The Environmental Protection Agency will issue a final rule rescinding a 2009 government declaration known as the endangerment finding. That Obama-era policy determined that carbon dioxide and other greenhouse gases endanger public health and welfare.
President Donald Trump and EPA Administrator Lee Zeldin will “formalize the rescission of the 2009 Obama-era endangerment finding” at a White House ceremony, White House press secretary Karoline Leavitt said Tuesday.
The action “will be the largest deregulatory action in American history, and it will save the American people $1.3 trillion in crushing regulations,” she said. The bulk of the savings will stem from reduced costs for new vehicles, with the EPA projecting average per vehicle savings of more than $2,400 for popular light-duty cars, SUVs and trucks. Leavitt said.
The endangerment finding is the legal underpinning of nearly all climate regulations under the Clean Air Act for motor vehicles, power plants and other pollution sources that are heating the planet. It is used to justify regulations, such as auto emissions standards, intended to protect against threats made increasingly severe by climate change — deadly floods, extreme heat waves, catastrophic wildfires and other natural disasters in the United States and around the world.
Legal challenges would be certain for any action that effectively would repeal those regulations, with environmental groups describing the shift as the single biggest attack in US history on federal efforts to address climate change.
EPA press secretary Brigit Hirsch said the Obama-era rule was “one of the most damaging decisions in modern history” and said EPA “is actively working to deliver a historic action for the American people.”
Trump, who has called climate change a “hoax,” previously issued an executive order that directed EPA to submit a report on “the legality and continuing applicability” of the endangerment finding. Conservatives and some congressional Republicans have long sought to undo what they consider overly restrictive and economically damaging rules to limit greenhouse gases that cause global warming.
Zeldin, a former Republican congressman who was tapped by Trump to lead EPA last year, has criticized his predecessors in Democratic administrations, saying they were “willing to bankrupt the country” in an effort to combat climate change.
Democrats “created this endangerment finding and then they are able to put all these regulations on vehicles, on airplanes, on stationary sources, to basically regulate out of existence ... segments of our economy,″ Zeldin said in announcing the proposed rule last July. ”And it cost Americans a lot of money.”
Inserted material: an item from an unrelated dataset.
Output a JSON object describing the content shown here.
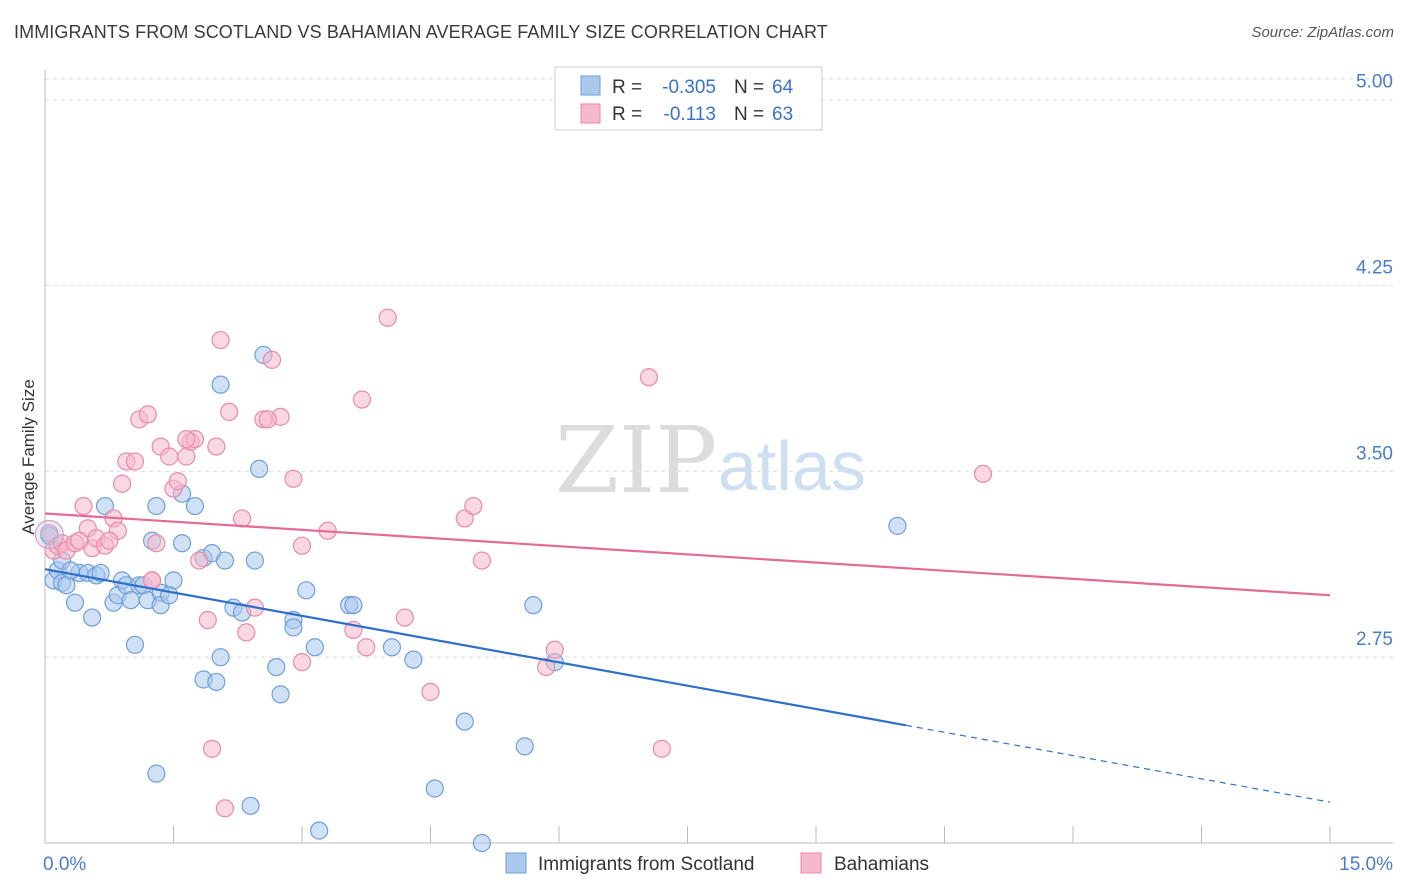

Peter Zalzal, a lawyer and associate vice president of the Environmental Defense Fund, countered that the EPA will be encouraging more climate pollution, higher health insurance and fuel costs and thousands of avoidable premature deaths.
Zeldin’s push “is cynical and deeply damaging, given the mountain of scientific evidence supporting the finding, the devastating climate harms Americans are experiencing right now and EPA’s clear obligation to protect Americans’ health and welfare,” he said.
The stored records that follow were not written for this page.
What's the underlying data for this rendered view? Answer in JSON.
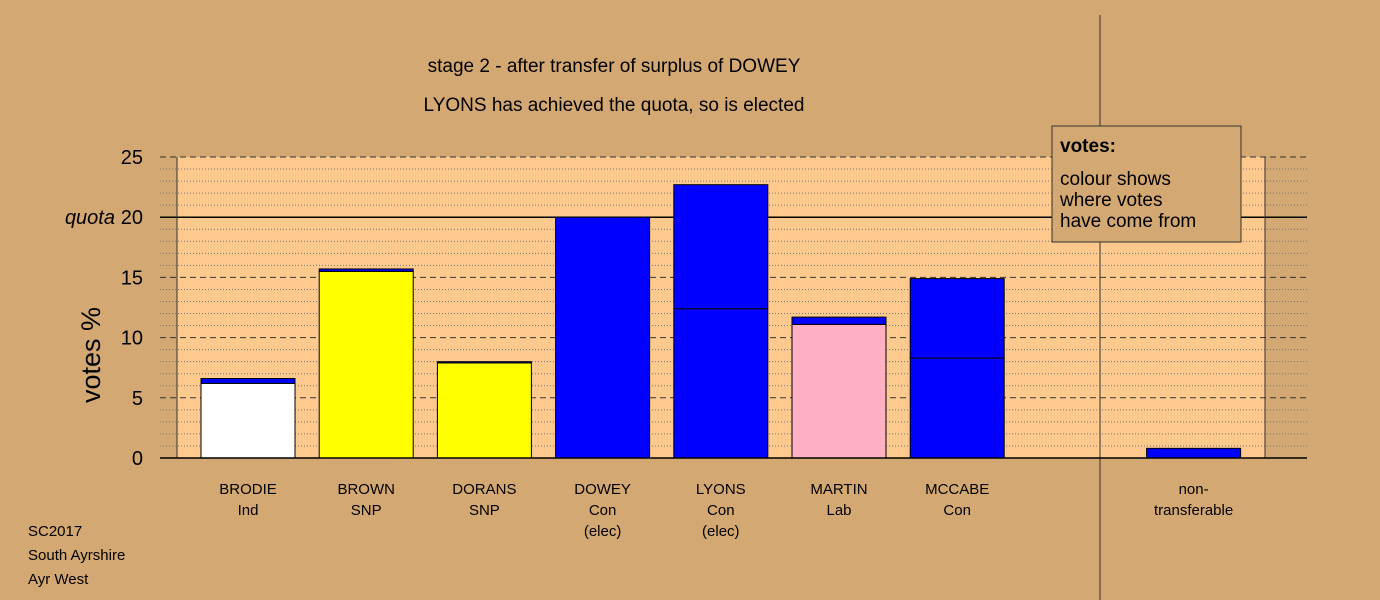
{
  "chart_data": {
    "type": "stacked-bar",
    "title": "stage 2 - after transfer of surplus of DOWEY",
    "subtitle": "LYONS has achieved the quota, so is elected",
    "y_label": "votes %",
    "categories": [
      [
        "BRODIE",
        "Ind"
      ],
      [
        "BROWN",
        "SNP"
      ],
      [
        "DORANS",
        "SNP"
      ],
      [
        "DOWEY",
        "Con",
        "(elec)"
      ],
      [
        "LYONS",
        "Con",
        "(elec)"
      ],
      [
        "MARTIN",
        "Lab"
      ],
      [
        "MCCABE",
        "Con"
      ],
      null,
      [
        "non-",
        "transferable"
      ]
    ],
    "series": [
      {
        "colors": [
          "#ffffff",
          "#ffff00",
          "#ffff00",
          "#0000ff",
          "#0000ff",
          "#ffb0c4",
          "#0000ff",
          null,
          "#0000ff"
        ],
        "values": [
          6.2,
          15.5,
          7.9,
          20,
          12.4,
          11.1,
          8.3,
          null,
          0.8
        ]
      },
      {
        "color": "#0000ff",
        "values": [
          0.4,
          0.2,
          0.1,
          null,
          10.3,
          0.6,
          6.6,
          null,
          null
        ]
      }
    ],
    "ylim": [
      0,
      25
    ],
    "yticks": [
      0,
      5,
      10,
      15,
      20,
      25
    ],
    "grid": true,
    "minor_grid": true,
    "quota": {
      "label": "quota",
      "value": 20
    },
    "legend": {
      "title": "votes:",
      "lines": [
        "colour shows",
        "where votes",
        "have come from"
      ]
    },
    "footer": [
      "SC2017",
      "South Ayrshire",
      "Ayr West"
    ]
  }
}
Zalzal and other critics noted that the Supreme Court ruled in a 2007 case that planet-warming greenhouse gases, caused by burning of oil and other fossil fuels, are air pollutants under the Clean Air Act.
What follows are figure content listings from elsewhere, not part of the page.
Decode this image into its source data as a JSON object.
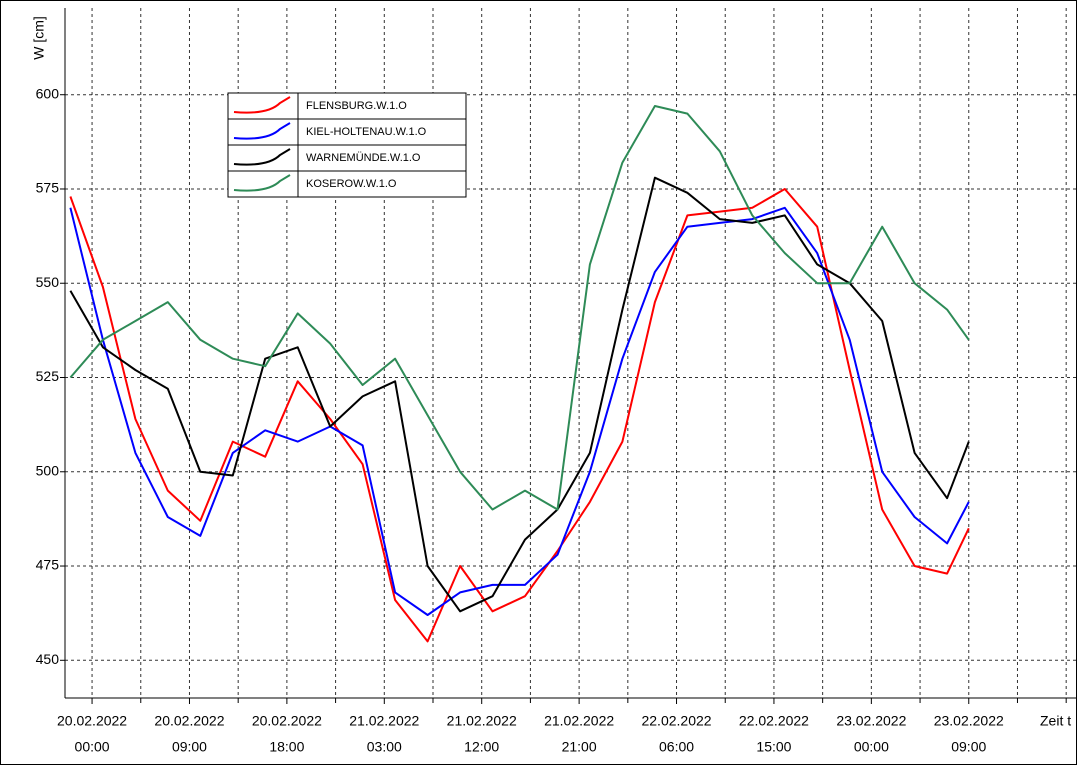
{
  "chart_data": {
    "type": "line",
    "y_label": "W [cm]",
    "x_label": "Zeit t",
    "x": [
      "2022-02-19T22:00",
      "2022-02-20T01:00",
      "2022-02-20T04:00",
      "2022-02-20T07:00",
      "2022-02-20T10:00",
      "2022-02-20T13:00",
      "2022-02-20T16:00",
      "2022-02-20T19:00",
      "2022-02-20T22:00",
      "2022-02-21T01:00",
      "2022-02-21T04:00",
      "2022-02-21T07:00",
      "2022-02-21T10:00",
      "2022-02-21T13:00",
      "2022-02-21T16:00",
      "2022-02-21T19:00",
      "2022-02-21T22:00",
      "2022-02-22T01:00",
      "2022-02-22T04:00",
      "2022-02-22T07:00",
      "2022-02-22T10:00",
      "2022-02-22T13:00",
      "2022-02-22T16:00",
      "2022-02-22T19:00",
      "2022-02-22T22:00",
      "2022-02-23T01:00",
      "2022-02-23T04:00",
      "2022-02-23T07:00",
      "2022-02-23T09:00"
    ],
    "series": [
      {
        "name": "FLENSBURG.W.1.O",
        "color": "#ff0000",
        "values": [
          573,
          549,
          514,
          495,
          487,
          508,
          504,
          524,
          514,
          502,
          466,
          455,
          475,
          463,
          467,
          479,
          492,
          508,
          545,
          568,
          569,
          570,
          575,
          565,
          527,
          490,
          475,
          473,
          485
        ]
      },
      {
        "name": "KIEL-HOLTENAU.W.1.O",
        "color": "#0000ff",
        "values": [
          570,
          535,
          505,
          488,
          483,
          505,
          511,
          508,
          512,
          507,
          468,
          462,
          468,
          470,
          470,
          478,
          500,
          530,
          553,
          565,
          566,
          567,
          570,
          558,
          535,
          500,
          488,
          481,
          492
        ]
      },
      {
        "name": "WARNEMÜNDE.W.1.O",
        "color": "#000000",
        "values": [
          548,
          533,
          527,
          522,
          500,
          499,
          530,
          533,
          512,
          520,
          524,
          475,
          463,
          467,
          482,
          490,
          505,
          543,
          578,
          574,
          567,
          566,
          568,
          555,
          550,
          540,
          505,
          493,
          508
        ]
      },
      {
        "name": "KOSEROW.W.1.O",
        "color": "#2e8b57",
        "values": [
          525,
          535,
          540,
          545,
          535,
          530,
          528,
          542,
          534,
          523,
          530,
          515,
          500,
          490,
          495,
          490,
          555,
          582,
          597,
          595,
          585,
          568,
          558,
          550,
          550,
          565,
          550,
          543,
          535
        ]
      }
    ],
    "xlim": [
      "2022-02-19T21:30",
      "2022-02-23T19:00"
    ],
    "xticks": [
      {
        "value": "2022-02-20T00:00",
        "label": [
          "20.02.2022",
          "00:00"
        ]
      },
      {
        "value": "2022-02-20T09:00",
        "label": [
          "20.02.2022",
          "09:00"
        ]
      },
      {
        "value": "2022-02-20T18:00",
        "label": [
          "20.02.2022",
          "18:00"
        ]
      },
      {
        "value": "2022-02-21T03:00",
        "label": [
          "21.02.2022",
          "03:00"
        ]
      },
      {
        "value": "2022-02-21T12:00",
        "label": [
          "21.02.2022",
          "12:00"
        ]
      },
      {
        "value": "2022-02-21T21:00",
        "label": [
          "21.02.2022",
          "21:00"
        ]
      },
      {
        "value": "2022-02-22T06:00",
        "label": [
          "22.02.2022",
          "06:00"
        ]
      },
      {
        "value": "2022-02-22T15:00",
        "label": [
          "22.02.2022",
          "15:00"
        ]
      },
      {
        "value": "2022-02-23T00:00",
        "label": [
          "23.02.2022",
          "00:00"
        ]
      },
      {
        "value": "2022-02-23T09:00",
        "label": [
          "23.02.2022",
          "09:00"
        ]
      }
    ],
    "xminorticks": [
      "2022-02-20T04:30",
      "2022-02-20T13:30",
      "2022-02-20T22:30",
      "2022-02-21T07:30",
      "2022-02-21T16:30",
      "2022-02-22T01:30",
      "2022-02-22T10:30",
      "2022-02-22T19:30",
      "2022-02-23T04:30",
      "2022-02-23T13:30",
      "2022-02-23T18:00"
    ],
    "ylim": [
      440,
      623
    ],
    "yticks": [
      450,
      475,
      500,
      525,
      550,
      575,
      600
    ],
    "grid": true
  }
}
Since the high court’s decision, in a case known as Massachusetts v. EPA, courts have uniformly rejected legal challenges to the endangerment finding, including a 2023 decision by the US Court of Appeals for the District of Columbia Circuit.
Following Zeldin’s proposal to repeal the rule, the National Academies of Sciences, Engineering, and Medicine reassessed the science underpinning the 2009 finding and concluded it was “accurate, has stood the test of time, and is now reinforced by even stronger evidence.”
Much of the understanding of climate change that was uncertain or tentative in 2009 is now resolved, the NAS panel of scientists said in a September report. “The evidence for current and future harm to human health and welfare created by human-caused greenhouse gases is beyond scientific dispute,” the panel said.